Bruxelles – Antonio Tajani sente già di essere il prossimo presidente del Parlamento europeo. Nel presentare la sua candidatura si mostra tranquillo e rilassato, e piuttosto che usare toni da campagna elettorale, usa già quelli concilianti di chi dovrà rappresentare i diversi gruppi politici. “Ho grande rispetto per candidati di tutte le altre forze politiche, ma sono convinto che il Ppe otterrà il risultato migliore, frutto di una scelta condivisa e non imposta dall’alto”, afferma in conferenza stampa a Strasburgo. “Lavorerò per raggiungere questo obiettivo”, e “sarò il presidente del consenso, non dello scontro”, promette.
Rispondendo ai giornalisti parla in quattro lingue, oltre all’italiano, inglese, francese e spagnolo. Nel presentare la sua candidatura, il socialista Gianni Pittella, aveva parlato solo ed esclusivamente in italiano, anche rispondendo ai giornalisti stranieri. Tajani rivendica la sua lunga esperienza politica in Europa e la sua capacità di ottenere consensi in Aula che vanno ben oltre quelli del suo gruppo politico. “Questa è la mia casa – rivendica – sono arrivato nel 1994, l’ho lasciata per 4 anni per andare in Commissione”, poi in questa legislatura “sono stato eletto primo vicepresidente prendendo più voti di tutti gli altri, conoscono bene ogni membro del Parlamento”, e visto che “il consenso è il voto delle persone, sono ottimista sul fatto che avremo la presidenza con moti molti voti”.

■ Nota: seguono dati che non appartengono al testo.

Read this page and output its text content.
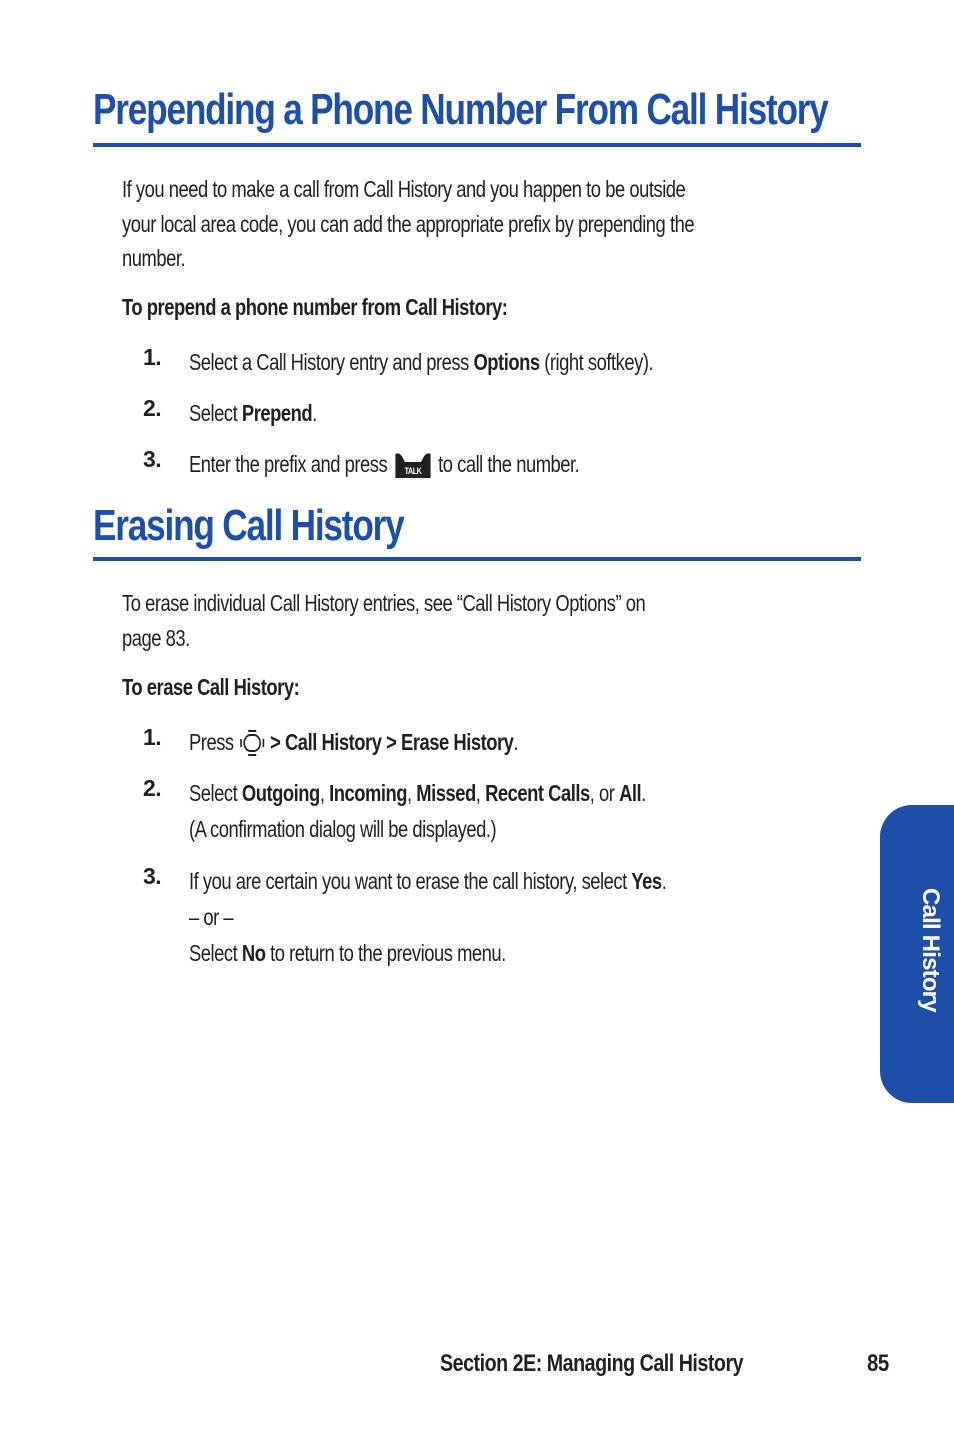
Prepending a Phone Number From Call History
If you need to make a call from Call History and you happen to be outside
your local area code, you can add the appropriate prefix by prepending the
number.
To prepend a phone number from Call History:
1. Select a Call History entry and press Options (right softkey).
2. Select Prepend.
3. Enter the prefix and press TALK to call the number.
Erasing Call History
To erase individual Call History entries, see “Call History Options” on
page 83.
To erase Call History:
1. Press  > Call History > Erase History.
2. Select Outgoing, Incoming, Missed, Recent Calls, or All.
(A confirmation dialog will be displayed.)
3. If you are certain you want to erase the call history, select Yes.
– or –
Select No to return to the previous menu.	Call History
Section 2E: Managing Call History	85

“Tajani è un candidato del sud Europa, a cui stanno a cuore temi come la lotta alla disoccupazione e la questione dei migranti, temi cari a noi popolari”, afferma il capogruppo Ppe Manfred Weber, definendo quella dell’esponente di Forza Italia una candidatura “forte e convincente”. E a Pittella che ha insistito sul fatto che le tre istituzioni comunitarie non possono andare tutte ai popolari, Weber risponde ricordando che questo era il patto fatto con socialisti e liberali fatti a inizio legislatura, un patti di cui i popolari chiederanno il rispetto. “Due anni e mezzo fa – ricorda Weber – con il Parlamento appena eletto, ci siamo riuniti con i diversi capigruppo, all’epoca c’era Martin Schulz per il Pse e Guy Verhofstadt per i liberali”, in quell’occasione “abbiamo firmato un accordo perché nessuno aveva una propria maggioranza”. Dopo la firma di questo accordo, continua Weber, “ho spiegato al mio gruppo che dovevamo votare per un socialista”, ed eleggere Schulz come presidente del Parlamento europeo, “subito dopo le elezioni non è stato facile convincere tutti, ma l’ho fatto con l’impegno che nella seconda parte della legislatura la presidenza sarebbe stata del Ppe”. Questo accordo, sottolinea ancora, “esiste, è scritto e ha la firma di colleghi, rispettarlo è una questione di credibilità”.